While the company has already won various awards, partnered with big-name public bodies and secured commercial sector contacts, Gupta is keen to take things to the next level. It’s an urge that led her to apply for Creative Enterprise Evolve, a scheme that matches innovative screen-sector businesses with advisors and industry mentors in order to help them secure additional finance and investment. 

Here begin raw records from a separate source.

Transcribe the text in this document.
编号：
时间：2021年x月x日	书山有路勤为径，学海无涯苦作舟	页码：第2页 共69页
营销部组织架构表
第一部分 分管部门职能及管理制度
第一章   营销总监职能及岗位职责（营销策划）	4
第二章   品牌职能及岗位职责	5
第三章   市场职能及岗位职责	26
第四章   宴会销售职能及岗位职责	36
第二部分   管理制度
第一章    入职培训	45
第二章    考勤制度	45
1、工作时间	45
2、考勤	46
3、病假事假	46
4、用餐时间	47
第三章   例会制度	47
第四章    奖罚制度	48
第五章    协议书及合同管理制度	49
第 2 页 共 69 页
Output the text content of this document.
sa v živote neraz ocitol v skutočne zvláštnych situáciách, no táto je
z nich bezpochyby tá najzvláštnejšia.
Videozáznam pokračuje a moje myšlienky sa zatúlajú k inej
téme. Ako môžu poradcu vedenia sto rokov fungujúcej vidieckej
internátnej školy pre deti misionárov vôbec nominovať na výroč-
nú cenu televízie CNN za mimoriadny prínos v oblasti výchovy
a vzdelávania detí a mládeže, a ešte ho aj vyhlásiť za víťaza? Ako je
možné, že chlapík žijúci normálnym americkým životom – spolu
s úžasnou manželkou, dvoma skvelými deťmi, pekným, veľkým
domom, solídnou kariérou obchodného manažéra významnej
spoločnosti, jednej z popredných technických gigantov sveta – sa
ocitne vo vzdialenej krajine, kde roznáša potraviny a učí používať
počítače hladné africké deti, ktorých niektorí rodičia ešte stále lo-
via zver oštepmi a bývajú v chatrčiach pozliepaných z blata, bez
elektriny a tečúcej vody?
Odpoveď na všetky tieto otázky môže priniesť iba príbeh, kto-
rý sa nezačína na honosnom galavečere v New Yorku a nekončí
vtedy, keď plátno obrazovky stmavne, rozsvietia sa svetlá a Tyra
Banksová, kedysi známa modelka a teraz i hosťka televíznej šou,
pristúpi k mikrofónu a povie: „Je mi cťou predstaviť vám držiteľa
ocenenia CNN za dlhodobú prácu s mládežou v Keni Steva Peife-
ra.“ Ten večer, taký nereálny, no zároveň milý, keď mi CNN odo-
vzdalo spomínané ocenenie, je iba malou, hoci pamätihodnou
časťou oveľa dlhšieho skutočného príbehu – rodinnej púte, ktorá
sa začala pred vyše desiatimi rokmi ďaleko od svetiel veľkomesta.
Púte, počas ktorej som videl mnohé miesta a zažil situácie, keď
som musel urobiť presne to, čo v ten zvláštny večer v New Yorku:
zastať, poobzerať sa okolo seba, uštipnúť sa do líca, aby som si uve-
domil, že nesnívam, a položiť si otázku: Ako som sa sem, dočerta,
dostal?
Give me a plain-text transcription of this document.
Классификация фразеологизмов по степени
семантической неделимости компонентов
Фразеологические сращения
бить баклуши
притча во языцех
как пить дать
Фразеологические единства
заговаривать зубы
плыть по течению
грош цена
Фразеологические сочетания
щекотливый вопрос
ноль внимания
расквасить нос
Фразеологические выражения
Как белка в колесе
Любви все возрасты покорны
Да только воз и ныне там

“I became a director last year and got two major commissions,” explains Gupta, remembering how hectic 2021 was for her studio. “The amount of work the company was able to be involved in made me think: how do I maintain this momentum and how do I grow?” Joining this year’s Evolve cohort placed her among other organisations at a similar stage and with familiar goals. What’s more, learning how to refine her pitch and increase her chances of securing investment helped develop Gupta’s business niche too. “When you’re developing your pitch, your company really changes as a part of that process because you’re really honing down your message,” she reasons. “There’s so many of these types of programmes out there – but this is probably the only one I’ve been on that I’ve actually found really useful.” 

Looking ahead, Gupta is eager to do more of the same and confident her knowledge-based offering is alluring for potential investors. “Medical communication is very high-reward, low-risk because there’s specific funding pots where medical communication is mandated,” she reveals, shedding light on the way her sector works. “From Wellcome Trust, to the Medical Research Council, Cancer Research UK, Innovate UK and dozens of others; a science communication element is often mandated within the application process – so that’s who we’re targeting,” says Gupta. “These research groups and start-ups need a science communication provider – so we’re maximising their money by getting the word out there in a more effective way.”